Early 1990s: The collapse of the Soviet Union led to widespread predictions that China would be the next domino to fall. This was the peak of the “China Collapse” theory.
Late 1990s: The 1997 Asian Financial Crisis was supposed to trigger China’s economic meltdown. It didn’t. China stabilized its currency and emerged stronger relative to its neighbors.
2000s: Predictions focused on the massive bad debt in the state-owned banking sector. Experts claimed the entire financial system was a house of cards. The state managed the debt and the system didn’t collapse.
2008: The Global Financial Crisis was supposed to be the death knell for China’s export-dependent economy. Instead, China launched a massive stimulus package, built immense infrastructure, and became even more central to the global economy.

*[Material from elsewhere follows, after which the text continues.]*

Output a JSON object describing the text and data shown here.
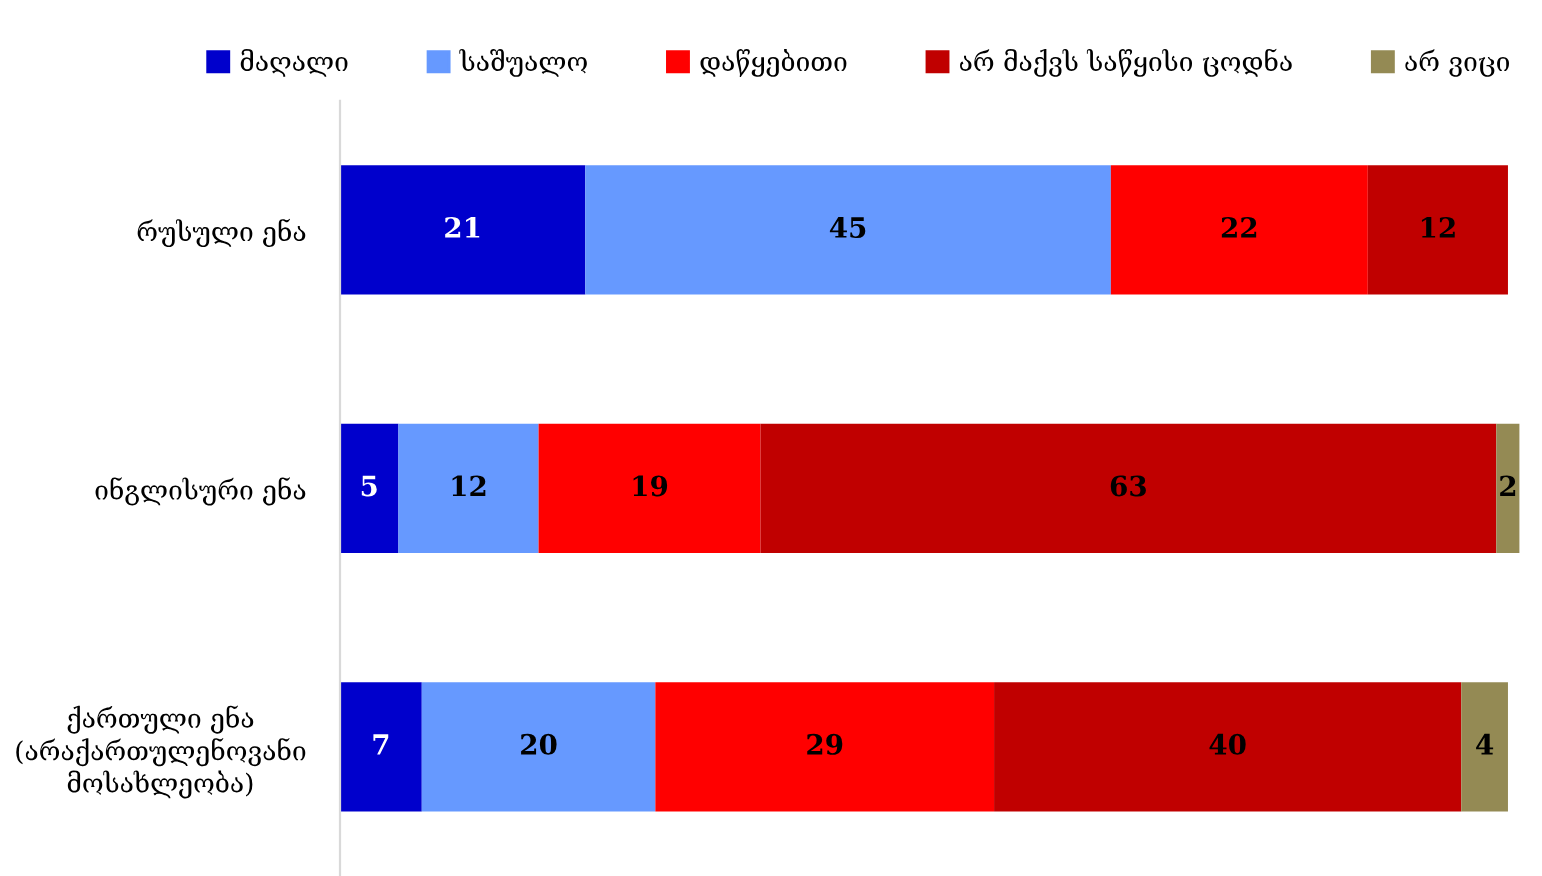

2010s: Predictions shifted to a “hard landing” for the economy as growth slowed from double digits. The “ghost cities” became a symbol of imminent, inevitable collapse due to overinvestment and a property bubble. The collapse was always “just a year or two away.”
2016-2018: During the Trump trade war, tariffs were supposed to crush China’s economy and force capitulation. China’s economy absorbed the shock and continued to grow.
2020: COVID-19 was predicted to be China’s “Chernobyl moment,” exposing government incompetence and leading to societal unrest. The initial lockdowns were harsh, but the country reopened its economy well before many Western nations.
2021-Present: The current wave of predictions centers on the demographic crisis (plummeting birth rate, aging population) and the catastrophic property market collapse of giants like Evergrande and Country Garden. This is the latest iteration of the long-running narrative.